Journalists who publish critical reports on Russia will no longer get interviews with Putin. Many were forced to leave the country due to restrictive censorship laws put in place after the invasion of Ukraine. This includes Western and Russian journalists, who often work abroad with a great deal of personal and professional insecurity.
Some foreign journalists whom Carlson despised were arrested. Ivan Gershkovich, a reporter for The Wall Street Journal, was arrested and charged with espionage during a reporting trip to Yekaterinburg last year. In October, another journalist working for an international outlet, Alsu Kurmasheva of Radio Free Europe/Radio Liberty, was arrested while visiting Russia from her home in Prague (Kurmasheva holds dual American and Russian citizenship).
When Putin was asked about the detention of journalists in December, he rejected this assumption. “Why don't they do that? [Western journalists] Stop committing crimes on Russian territory? He said this in response to a question from New York Times correspondent Valerie Hopkins, a Western journalist who was in Moscow at that moment.

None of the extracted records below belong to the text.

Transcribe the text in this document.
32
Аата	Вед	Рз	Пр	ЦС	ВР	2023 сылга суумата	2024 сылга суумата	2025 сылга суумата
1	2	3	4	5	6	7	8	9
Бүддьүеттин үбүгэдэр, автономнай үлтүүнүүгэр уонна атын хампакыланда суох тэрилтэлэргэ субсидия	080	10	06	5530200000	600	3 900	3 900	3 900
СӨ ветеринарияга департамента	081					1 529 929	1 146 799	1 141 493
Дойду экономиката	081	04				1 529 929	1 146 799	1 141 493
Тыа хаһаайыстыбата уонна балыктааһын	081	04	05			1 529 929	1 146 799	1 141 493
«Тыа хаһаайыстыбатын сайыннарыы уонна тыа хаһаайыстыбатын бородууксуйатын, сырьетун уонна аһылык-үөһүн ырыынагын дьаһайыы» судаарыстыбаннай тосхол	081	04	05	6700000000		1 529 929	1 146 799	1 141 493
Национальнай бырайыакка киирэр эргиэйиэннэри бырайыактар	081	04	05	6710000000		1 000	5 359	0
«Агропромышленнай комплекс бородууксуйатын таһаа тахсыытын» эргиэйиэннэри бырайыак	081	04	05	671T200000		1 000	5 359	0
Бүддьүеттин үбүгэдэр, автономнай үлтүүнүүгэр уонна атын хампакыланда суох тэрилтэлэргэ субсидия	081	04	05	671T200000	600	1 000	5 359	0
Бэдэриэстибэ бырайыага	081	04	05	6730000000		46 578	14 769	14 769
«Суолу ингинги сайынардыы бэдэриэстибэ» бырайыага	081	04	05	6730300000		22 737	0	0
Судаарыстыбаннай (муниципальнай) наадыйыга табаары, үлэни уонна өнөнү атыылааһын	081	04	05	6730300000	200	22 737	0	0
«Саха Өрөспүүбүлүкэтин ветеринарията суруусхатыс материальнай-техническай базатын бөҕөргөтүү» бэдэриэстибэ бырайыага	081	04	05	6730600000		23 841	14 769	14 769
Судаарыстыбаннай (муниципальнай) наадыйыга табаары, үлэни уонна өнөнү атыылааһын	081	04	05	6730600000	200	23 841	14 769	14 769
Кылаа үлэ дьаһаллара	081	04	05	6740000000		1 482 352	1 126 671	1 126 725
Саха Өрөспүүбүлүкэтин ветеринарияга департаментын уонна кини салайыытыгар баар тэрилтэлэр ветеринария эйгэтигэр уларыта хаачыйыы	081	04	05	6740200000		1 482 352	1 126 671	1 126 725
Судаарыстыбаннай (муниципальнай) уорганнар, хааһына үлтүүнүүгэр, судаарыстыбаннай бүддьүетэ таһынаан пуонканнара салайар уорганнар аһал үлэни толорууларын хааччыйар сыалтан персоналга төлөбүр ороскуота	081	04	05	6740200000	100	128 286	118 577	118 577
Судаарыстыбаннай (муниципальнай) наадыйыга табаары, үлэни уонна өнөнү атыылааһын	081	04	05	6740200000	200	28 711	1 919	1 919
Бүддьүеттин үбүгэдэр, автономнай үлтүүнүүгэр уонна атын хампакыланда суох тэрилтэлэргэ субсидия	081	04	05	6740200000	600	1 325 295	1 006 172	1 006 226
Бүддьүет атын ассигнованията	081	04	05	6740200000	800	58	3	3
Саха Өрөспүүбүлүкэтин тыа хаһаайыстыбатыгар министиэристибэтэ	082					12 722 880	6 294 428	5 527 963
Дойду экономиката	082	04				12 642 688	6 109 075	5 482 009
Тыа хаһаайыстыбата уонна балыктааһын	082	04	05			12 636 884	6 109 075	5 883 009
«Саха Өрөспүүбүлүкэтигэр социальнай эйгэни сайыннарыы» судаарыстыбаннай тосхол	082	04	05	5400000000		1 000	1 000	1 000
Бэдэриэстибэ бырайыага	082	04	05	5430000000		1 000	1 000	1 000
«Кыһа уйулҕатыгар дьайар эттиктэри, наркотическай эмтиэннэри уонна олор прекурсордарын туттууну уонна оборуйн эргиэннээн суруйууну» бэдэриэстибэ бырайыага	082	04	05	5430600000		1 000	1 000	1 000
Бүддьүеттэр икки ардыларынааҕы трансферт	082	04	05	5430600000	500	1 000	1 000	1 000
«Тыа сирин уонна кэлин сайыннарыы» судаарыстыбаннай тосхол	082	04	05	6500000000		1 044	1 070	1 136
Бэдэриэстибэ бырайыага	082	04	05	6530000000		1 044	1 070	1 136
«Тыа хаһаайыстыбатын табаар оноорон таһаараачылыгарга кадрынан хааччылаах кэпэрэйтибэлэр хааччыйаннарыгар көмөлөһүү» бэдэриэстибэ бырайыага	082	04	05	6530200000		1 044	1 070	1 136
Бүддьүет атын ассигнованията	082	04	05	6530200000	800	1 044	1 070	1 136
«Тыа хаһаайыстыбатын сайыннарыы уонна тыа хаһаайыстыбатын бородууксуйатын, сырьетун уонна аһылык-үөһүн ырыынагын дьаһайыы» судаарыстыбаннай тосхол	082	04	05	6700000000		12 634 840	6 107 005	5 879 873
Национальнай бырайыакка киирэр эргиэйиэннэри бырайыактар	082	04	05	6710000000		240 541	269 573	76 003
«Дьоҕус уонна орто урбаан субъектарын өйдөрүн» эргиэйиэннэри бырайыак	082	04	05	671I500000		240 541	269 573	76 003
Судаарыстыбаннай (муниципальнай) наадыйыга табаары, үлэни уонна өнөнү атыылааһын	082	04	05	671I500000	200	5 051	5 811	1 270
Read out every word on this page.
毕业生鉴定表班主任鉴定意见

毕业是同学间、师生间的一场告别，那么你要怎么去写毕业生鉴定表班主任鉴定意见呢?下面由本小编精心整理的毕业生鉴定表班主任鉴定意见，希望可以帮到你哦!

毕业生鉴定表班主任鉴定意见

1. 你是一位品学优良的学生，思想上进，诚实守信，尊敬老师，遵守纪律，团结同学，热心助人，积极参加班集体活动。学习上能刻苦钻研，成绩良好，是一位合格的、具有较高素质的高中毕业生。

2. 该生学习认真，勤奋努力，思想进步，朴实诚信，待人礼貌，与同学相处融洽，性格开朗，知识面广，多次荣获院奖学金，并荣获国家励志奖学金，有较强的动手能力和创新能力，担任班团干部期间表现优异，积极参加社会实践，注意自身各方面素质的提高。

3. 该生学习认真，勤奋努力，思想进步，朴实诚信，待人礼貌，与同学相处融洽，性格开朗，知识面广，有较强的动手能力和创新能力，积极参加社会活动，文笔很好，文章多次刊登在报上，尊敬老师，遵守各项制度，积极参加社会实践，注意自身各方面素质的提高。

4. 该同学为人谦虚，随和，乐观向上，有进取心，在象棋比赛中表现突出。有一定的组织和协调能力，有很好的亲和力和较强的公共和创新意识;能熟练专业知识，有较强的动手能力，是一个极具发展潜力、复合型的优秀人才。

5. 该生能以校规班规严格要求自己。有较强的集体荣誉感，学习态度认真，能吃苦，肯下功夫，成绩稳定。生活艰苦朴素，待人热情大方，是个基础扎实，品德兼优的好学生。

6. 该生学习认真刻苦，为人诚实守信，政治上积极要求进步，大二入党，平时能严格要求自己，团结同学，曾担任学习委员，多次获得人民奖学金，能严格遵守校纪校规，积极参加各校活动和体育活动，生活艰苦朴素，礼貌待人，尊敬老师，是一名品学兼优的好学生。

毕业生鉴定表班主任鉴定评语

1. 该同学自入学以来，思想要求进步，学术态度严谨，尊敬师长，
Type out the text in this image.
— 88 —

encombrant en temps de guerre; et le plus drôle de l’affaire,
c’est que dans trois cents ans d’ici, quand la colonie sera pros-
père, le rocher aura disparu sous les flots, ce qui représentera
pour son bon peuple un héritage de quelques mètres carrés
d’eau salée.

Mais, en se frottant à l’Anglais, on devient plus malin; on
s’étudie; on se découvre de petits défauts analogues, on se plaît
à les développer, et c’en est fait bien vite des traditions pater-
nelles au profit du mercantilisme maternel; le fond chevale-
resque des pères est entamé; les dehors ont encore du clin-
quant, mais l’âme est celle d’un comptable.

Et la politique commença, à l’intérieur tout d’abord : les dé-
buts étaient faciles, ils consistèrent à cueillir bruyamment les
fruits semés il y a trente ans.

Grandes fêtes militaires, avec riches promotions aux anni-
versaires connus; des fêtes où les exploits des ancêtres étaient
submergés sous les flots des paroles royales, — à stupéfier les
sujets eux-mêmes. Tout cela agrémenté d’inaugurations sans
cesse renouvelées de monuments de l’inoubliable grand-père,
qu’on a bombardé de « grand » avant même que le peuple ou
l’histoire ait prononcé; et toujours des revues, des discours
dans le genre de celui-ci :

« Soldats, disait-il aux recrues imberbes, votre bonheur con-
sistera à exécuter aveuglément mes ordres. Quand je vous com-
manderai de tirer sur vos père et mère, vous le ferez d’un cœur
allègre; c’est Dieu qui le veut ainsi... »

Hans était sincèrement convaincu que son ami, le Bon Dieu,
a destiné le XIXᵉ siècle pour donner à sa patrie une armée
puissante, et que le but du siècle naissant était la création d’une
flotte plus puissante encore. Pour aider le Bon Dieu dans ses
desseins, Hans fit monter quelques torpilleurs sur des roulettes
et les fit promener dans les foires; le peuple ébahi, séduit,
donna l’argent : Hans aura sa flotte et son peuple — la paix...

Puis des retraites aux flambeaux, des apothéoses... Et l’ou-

Putin has been a source of fascination around the world and the subject of countless biographies and books over the decades. Those who have spoken with him in depth over the years describe him as a difficult interviewer. “It’s very difficult to extract,” Austrian broadcaster Armin Wolff told Politico in 2018 after his, particularly combative, interview with the Russian president went viral online. “He doesn't say a word he doesn't intend to say. He's very controlled.”
There are many probing questions we should ask Putin, from the impact of the Wagner rebellion to the true state of the Russian economy and much more. Carlson might try to ask some of these questions. But sitting face to face with him does not guarantee a glimpse into his soul, as at least one other American has already discovered.